Exhibition Review: Ephraim

The Code of Silence
Sandy Brunvand at the Granary Art Center

Sandy Brunvand will consider just about anything as a matrix or component for her printmaking practice: dog hair, staples, rusted metals have all made their way into her works. For her most recent series of prints, now on exhibit at The Granary Art Center in Ephraim, Brunvand has turned to the player piano, or rather to the scrolls that were fed to them to create music in homes and saloons at the turn of the last century.

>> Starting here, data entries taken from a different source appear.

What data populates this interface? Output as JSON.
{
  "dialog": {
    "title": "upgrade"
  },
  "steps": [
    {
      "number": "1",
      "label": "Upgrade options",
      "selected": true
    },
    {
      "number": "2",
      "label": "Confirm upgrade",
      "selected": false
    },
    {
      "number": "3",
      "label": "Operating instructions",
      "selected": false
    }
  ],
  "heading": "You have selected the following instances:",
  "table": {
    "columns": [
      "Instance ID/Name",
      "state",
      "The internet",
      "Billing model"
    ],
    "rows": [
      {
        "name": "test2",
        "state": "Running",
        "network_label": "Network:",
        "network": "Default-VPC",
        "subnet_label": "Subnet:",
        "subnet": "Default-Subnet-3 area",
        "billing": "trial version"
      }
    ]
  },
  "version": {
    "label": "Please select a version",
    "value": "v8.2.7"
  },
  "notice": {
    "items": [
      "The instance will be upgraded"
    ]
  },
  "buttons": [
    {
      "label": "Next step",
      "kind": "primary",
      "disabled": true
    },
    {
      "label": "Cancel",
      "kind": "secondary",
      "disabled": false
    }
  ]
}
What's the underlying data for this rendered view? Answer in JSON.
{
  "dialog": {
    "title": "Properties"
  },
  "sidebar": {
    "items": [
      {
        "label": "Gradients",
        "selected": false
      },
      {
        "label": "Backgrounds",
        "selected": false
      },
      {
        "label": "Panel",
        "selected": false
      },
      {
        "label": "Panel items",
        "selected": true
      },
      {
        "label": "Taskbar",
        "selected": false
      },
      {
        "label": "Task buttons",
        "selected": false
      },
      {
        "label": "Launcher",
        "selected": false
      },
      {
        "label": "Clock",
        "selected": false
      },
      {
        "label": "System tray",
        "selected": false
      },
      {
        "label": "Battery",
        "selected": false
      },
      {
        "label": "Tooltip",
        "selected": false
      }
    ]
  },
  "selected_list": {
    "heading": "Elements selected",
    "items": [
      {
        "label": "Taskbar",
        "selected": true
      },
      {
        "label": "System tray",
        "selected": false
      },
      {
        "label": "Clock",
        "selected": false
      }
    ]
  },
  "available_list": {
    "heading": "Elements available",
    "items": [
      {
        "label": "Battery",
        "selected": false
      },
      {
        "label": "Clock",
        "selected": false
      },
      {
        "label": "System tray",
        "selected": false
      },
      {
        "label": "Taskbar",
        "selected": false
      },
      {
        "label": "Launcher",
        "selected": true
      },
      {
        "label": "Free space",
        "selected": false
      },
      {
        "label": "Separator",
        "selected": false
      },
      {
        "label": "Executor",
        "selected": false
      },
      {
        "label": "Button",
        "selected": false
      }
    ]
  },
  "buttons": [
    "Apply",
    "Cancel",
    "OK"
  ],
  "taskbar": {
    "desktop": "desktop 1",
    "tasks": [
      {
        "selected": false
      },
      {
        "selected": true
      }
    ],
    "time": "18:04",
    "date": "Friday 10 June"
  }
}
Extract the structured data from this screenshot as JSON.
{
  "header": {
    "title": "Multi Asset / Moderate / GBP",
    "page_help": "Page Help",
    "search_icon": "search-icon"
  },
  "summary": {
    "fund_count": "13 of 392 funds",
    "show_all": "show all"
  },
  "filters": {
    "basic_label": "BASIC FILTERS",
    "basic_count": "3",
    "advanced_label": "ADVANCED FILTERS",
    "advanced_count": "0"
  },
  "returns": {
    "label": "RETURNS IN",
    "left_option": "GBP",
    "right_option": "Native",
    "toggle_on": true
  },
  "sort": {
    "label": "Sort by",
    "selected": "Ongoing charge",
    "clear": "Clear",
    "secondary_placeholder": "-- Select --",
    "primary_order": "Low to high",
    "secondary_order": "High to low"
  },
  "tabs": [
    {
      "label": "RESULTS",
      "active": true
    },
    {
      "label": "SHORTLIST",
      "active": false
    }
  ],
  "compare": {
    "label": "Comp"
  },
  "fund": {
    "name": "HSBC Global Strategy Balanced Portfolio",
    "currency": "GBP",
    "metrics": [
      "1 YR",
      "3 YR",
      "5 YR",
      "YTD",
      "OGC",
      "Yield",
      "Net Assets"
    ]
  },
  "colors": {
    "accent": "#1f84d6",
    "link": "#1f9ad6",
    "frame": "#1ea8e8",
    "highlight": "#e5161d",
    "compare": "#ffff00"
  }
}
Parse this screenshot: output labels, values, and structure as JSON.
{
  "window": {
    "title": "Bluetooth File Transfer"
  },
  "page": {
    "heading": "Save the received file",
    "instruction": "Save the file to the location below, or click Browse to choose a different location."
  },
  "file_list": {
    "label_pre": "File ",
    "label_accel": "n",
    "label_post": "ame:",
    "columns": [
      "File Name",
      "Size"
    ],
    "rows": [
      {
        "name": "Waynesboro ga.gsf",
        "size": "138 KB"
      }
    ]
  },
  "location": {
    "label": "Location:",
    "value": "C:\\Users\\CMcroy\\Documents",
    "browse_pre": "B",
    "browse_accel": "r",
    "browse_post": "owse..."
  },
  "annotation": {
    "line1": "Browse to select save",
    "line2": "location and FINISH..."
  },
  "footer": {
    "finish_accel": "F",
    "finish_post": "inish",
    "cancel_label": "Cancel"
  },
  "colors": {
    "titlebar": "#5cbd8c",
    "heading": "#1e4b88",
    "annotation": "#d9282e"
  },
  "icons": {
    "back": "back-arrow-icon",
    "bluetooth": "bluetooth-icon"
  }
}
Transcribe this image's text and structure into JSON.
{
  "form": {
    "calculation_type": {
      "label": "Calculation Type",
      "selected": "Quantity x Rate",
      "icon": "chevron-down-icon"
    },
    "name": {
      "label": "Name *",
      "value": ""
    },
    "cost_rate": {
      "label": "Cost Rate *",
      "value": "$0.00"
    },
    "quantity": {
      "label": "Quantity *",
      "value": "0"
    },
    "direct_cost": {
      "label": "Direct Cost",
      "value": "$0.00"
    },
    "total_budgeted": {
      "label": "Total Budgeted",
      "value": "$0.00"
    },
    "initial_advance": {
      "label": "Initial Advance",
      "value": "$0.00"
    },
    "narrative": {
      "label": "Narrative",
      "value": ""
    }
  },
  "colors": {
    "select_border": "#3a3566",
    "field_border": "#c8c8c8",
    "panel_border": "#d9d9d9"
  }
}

Coding has become a ubiquitous if invisible part of our everyday lives, the holy spirit of a secular age: billions of ones and zeros now churn through the small devices we carry on our bodies like necessary appendages. So it may be hard to conceive of a time only a half-century ago when computers were large machines that filled entire rooms, fed with clumsy punch cards that were akin to the player piano scrolls from a half century before. But that's what these scrolls of negative spaces, dashes and dots call to mind.

Several are displayed as individual sheets, the size and appearance of a regular print, but others hang on the wall as long scrolls falling to the ground, read vertically as the head moves from ceiling to floor. They float off the wall, creating a ghost print of shadow on the white wall behind. The aged nature of the paper adds a patina of warmth and beauty, but also threatens corruption and disintegration. They are presented simply, as themselves, or backdrops for the artist's personal imprint.

We see these dots and dashes and imagine notes, witness the blank paper and hear silence. The marks encode and decode an undefined sensory experience, evoking time and sound, mystery and language, all while hanging silently on a wall.